When teaching students to read, we sometimes have them start with the beginning sounds of words, which are most commonly the phonetic sound of the letter, then move on to the ends of the words. The sounds in the middle we sometimes deal with last.
For that reason, it’s sometimes easiest to start with consonant vowel consonant (CVC) words. In this case, the middle vowel will almost always be short. For example, car, fox, and fun. The resources provided by Education.com above can help students quickly identify the middle sound of the words in a fun way.
Doubled vowel digraphs are easily recognizable for students, and could be a good place to start when moving beyond the CVC words. A vowel digraph
is when a two vowels are paired together to make a single sound. A doubled vowel digraph is when both vowels are the same as in feet, book, or moon.

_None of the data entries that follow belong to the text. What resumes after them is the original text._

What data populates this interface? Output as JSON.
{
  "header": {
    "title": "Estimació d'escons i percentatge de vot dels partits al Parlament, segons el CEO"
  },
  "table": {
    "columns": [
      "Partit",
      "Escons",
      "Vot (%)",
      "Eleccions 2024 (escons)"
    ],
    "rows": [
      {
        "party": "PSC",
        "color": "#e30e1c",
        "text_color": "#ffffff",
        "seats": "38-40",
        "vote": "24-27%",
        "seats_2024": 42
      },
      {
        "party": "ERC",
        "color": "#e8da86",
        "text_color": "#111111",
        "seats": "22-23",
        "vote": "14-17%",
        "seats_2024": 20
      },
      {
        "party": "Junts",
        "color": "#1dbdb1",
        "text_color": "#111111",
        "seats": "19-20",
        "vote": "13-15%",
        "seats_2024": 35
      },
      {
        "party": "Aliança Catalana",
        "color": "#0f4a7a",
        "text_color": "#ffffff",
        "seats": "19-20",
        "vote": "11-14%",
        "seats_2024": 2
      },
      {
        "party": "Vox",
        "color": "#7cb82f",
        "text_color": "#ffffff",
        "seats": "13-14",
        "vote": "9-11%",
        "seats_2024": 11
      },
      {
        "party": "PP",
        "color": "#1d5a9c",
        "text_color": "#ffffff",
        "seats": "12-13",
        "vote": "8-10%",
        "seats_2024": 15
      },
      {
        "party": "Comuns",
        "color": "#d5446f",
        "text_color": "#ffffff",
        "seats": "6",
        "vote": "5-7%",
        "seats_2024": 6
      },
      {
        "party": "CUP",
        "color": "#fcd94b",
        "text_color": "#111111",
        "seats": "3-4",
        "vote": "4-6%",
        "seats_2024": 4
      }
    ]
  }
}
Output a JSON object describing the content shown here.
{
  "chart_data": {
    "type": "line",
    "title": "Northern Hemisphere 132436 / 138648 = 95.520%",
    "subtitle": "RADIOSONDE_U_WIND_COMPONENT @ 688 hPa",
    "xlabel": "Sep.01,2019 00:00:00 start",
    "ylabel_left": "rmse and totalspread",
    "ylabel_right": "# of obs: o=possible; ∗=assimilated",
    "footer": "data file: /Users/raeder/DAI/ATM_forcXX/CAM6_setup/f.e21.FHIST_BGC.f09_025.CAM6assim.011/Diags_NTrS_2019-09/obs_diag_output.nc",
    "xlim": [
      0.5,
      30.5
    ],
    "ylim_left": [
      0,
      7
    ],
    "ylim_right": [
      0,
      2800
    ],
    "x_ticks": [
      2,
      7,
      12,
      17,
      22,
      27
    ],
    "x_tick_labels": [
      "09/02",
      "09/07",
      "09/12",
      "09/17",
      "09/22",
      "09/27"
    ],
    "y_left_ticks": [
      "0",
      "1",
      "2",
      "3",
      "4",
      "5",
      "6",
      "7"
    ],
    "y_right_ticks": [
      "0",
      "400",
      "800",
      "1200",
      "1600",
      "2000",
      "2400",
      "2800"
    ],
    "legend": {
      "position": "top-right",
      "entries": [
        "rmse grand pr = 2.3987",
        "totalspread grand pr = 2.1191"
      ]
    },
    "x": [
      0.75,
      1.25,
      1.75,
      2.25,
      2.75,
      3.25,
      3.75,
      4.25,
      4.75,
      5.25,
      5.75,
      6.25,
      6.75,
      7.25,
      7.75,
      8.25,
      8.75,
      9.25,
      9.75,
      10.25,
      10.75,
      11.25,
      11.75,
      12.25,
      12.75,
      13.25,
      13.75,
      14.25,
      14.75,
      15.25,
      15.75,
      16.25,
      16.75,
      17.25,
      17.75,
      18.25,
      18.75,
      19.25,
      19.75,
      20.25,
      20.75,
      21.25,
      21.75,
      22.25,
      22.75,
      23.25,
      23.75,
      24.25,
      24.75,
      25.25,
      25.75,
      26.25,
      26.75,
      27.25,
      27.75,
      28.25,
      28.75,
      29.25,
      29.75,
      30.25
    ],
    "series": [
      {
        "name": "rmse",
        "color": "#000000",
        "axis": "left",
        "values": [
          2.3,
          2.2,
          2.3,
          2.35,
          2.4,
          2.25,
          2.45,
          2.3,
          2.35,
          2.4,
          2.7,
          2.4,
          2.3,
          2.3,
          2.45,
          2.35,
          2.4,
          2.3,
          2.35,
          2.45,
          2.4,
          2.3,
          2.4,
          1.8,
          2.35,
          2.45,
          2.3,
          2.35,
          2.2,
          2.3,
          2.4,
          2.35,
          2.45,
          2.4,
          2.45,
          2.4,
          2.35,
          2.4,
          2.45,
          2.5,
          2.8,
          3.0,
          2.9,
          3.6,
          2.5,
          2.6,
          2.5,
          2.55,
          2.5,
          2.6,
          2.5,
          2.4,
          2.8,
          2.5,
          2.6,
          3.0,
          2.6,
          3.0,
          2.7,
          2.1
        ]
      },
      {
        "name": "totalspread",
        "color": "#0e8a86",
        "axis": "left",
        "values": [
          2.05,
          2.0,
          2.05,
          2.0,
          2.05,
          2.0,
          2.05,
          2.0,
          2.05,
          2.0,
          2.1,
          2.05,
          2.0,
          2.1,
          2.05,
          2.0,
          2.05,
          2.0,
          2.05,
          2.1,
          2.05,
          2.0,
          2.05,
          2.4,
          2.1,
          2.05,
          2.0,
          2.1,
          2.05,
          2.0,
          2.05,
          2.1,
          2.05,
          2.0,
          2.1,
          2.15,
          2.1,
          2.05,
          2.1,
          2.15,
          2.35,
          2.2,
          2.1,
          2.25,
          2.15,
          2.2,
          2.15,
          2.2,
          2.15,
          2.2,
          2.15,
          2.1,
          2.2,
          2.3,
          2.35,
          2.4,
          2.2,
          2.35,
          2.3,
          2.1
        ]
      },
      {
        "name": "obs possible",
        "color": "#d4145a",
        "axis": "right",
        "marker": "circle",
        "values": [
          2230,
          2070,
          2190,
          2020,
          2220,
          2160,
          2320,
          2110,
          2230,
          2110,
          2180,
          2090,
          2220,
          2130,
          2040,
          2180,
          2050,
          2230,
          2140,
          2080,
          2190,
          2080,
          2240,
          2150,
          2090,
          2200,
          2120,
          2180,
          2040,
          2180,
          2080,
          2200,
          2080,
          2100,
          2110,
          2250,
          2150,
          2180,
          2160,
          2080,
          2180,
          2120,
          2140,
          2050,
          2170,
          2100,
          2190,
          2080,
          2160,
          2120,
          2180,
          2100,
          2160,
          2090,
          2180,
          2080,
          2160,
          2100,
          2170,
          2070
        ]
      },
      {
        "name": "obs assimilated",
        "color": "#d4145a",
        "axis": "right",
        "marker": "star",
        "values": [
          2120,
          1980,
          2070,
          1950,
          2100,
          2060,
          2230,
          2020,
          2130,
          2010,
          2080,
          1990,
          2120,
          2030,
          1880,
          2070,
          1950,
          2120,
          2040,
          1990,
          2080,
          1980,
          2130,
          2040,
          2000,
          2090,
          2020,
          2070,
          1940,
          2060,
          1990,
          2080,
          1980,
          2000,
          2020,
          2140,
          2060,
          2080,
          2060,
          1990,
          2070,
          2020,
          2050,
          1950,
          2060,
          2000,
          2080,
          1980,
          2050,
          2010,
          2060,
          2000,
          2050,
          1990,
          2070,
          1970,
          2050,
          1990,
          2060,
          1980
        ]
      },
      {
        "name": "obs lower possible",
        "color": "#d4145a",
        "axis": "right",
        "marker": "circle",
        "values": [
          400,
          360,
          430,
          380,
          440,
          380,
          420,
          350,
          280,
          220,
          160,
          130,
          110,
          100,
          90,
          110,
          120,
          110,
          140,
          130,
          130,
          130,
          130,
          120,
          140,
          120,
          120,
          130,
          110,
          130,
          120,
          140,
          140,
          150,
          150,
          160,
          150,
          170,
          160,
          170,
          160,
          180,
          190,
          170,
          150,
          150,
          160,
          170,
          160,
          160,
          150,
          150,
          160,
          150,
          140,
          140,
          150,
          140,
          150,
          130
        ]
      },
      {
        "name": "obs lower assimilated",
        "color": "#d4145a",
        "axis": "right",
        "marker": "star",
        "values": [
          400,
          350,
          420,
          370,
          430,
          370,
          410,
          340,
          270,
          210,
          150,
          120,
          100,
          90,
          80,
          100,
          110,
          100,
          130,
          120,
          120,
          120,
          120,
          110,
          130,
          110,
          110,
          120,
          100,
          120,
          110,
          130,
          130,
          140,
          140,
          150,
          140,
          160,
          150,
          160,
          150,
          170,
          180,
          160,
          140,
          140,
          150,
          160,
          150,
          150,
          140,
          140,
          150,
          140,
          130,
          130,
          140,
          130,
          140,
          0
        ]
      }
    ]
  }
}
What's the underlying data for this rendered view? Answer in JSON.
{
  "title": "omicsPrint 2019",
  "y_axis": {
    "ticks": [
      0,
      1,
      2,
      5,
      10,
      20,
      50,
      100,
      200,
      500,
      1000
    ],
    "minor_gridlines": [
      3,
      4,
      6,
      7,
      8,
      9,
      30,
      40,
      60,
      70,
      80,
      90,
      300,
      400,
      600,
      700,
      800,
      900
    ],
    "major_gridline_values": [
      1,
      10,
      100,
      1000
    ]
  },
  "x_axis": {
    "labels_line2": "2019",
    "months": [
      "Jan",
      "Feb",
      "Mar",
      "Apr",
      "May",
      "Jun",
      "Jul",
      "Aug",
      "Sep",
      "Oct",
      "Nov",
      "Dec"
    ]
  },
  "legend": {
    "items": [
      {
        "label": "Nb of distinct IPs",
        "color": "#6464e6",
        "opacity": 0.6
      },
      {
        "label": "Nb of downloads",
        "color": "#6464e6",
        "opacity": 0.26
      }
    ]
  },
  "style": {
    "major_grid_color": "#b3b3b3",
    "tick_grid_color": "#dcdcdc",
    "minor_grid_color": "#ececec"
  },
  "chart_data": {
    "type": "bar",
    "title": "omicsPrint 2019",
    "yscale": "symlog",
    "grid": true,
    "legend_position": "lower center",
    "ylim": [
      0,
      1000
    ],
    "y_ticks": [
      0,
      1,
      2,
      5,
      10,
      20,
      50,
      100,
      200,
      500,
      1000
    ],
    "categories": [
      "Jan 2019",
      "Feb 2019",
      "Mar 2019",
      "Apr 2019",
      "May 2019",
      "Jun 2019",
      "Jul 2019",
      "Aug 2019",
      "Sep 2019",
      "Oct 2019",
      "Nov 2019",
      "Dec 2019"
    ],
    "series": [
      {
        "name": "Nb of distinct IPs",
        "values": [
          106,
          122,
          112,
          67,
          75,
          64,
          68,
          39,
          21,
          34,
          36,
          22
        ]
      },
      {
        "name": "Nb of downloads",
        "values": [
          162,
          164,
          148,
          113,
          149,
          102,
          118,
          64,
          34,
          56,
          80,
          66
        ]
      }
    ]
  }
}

When the two vowels aren’t the same, their sound can be slightly more complicated. The majority of the time, the resulting sound will be the long vowel sound of the first of the two vowels. Some examples of this are beneath and boat. Some digraphs, however, make a new sounds. When you put ou together, you get an ow sounds like in pout and mouth. Depending on context, some digraphs make multiple sounds. For example, ‘ea’ could make the long vowel sound as in read or the short vowel sound as in read.